Vicente Verdú
Ayer asistí a una clase de dibujo con lo que me propongo pintar con más conocimientos aunque no, desde luego, con el plan de ser mejor pintor sino más sabio.
La lección que recibí ayer, como parece obvio, provino del ojo. De un ojo que no miraba entonces para obtener una información útil para la vida o el comercio sino sólo para precisar la realidad autista del objeto.
De las personas y de los animales domésticos vamos haciéndonos una idea más o menos cabal casi sin darnos cuenta pero para obtener del objeto su objetividad es necesaria una atención muy atinada e intensa. Se trata de una contemplación que persigue el conocimiento por el conocimiento, el rigor de su rigor como un medio mágico para obtener vida. De hecho, cuando se acierta en el dibujo, el modelo se alza y alienta, su imagen reluce como en una versión inaugural e insólita.
Efectivamente, el objeto no gesticula ni tampoco habla: se expone a la vista tal como está quieto y mudo en el mundo y, en principio, parece demasiado esclavo. No es, sin embargo, así. La observación, por intensa que sea, halla notables dificultades para absorberlo y dominarlo. Para reproducirlo sin desorganizarlo, captarlo sin disecarlo.

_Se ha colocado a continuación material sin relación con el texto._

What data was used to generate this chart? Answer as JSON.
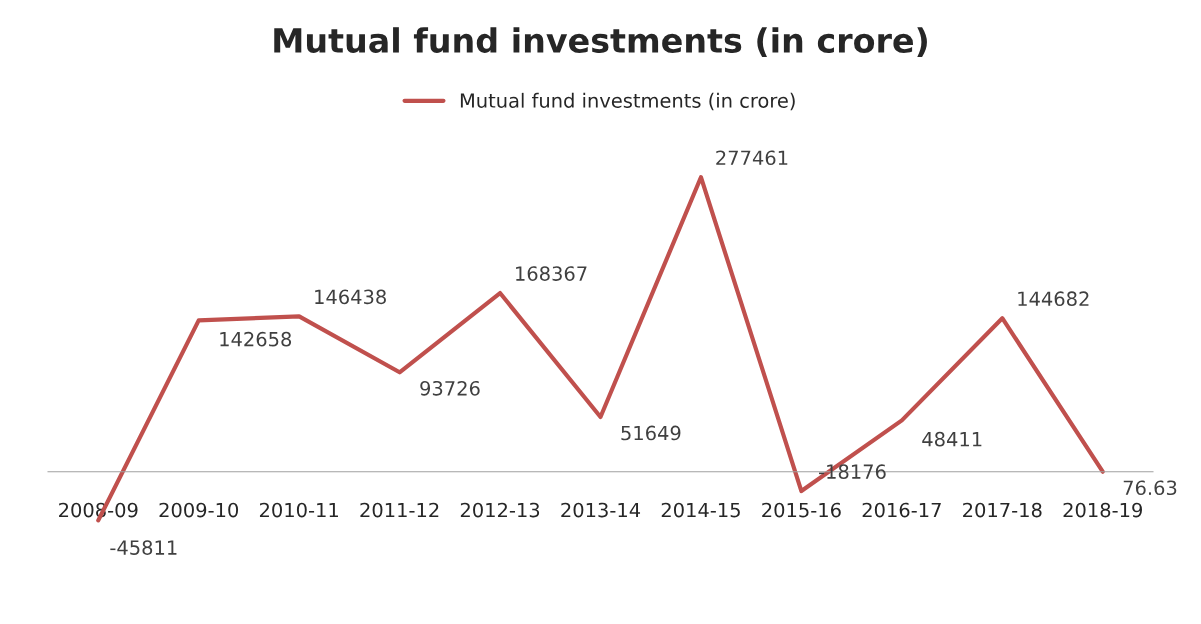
{
  "chart_data": {
    "type": "line",
    "title": "Mutual fund investments (in crore)",
    "categories": [
      "2008-09",
      "2009-10",
      "2010-11",
      "2011-12",
      "2012-13",
      "2013-14",
      "2014-15",
      "2015-16",
      "2016-17",
      "2017-18",
      "2018-19"
    ],
    "series": [
      {
        "name": "Mutual fund investments (in crore)",
        "color": "#c0504d",
        "values": [
          -45811,
          142658,
          146438,
          93726,
          168367,
          51649,
          277461,
          -18176,
          48411,
          144682,
          76.63
        ]
      }
    ],
    "data_labels": true,
    "legend": "top",
    "grid": false,
    "marker": "none",
    "line_style": "solid",
    "tick_labels": "x"
  }
}
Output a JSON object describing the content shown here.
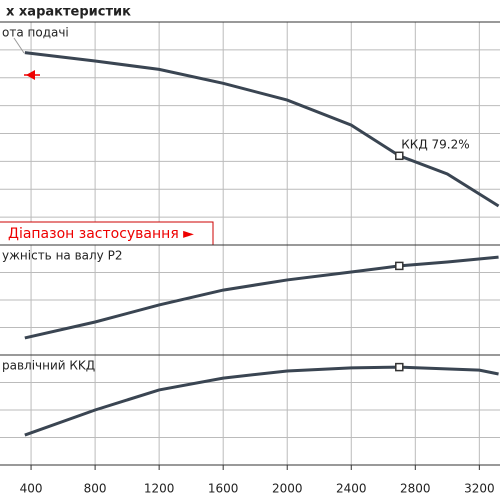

El objeto se resiste a ser tomado y en su resistencia trasluce la potencia de su vida interna. Se resiste a ser metabolizado por la copia, demediado en la cautividad de un amo. No se deja, en fin, asumir sin rebelarse contra su aprensión y siempre en la acción de dibujarlo, en el intento de capturar su imagen se percibe, mediante su oposición, el pulso que late en sus entrañas. Un pulso que acentúa el deseo humano del dibujo, una autonomía del objeto que eleva su nivel de seducción y, al cabo, la posible recompensa de copulación recíproca. Un ojo ante un objeto, un objeto ante un ojo, componen así la pareja perfecta. El principio de una vida tú a tú que nace de un esfuerzo con la perspectiva plástica del gozo, el milagro de la reproducción, la demiurgia de la aparición, que finalmente despide el resultado triunfal del trazo.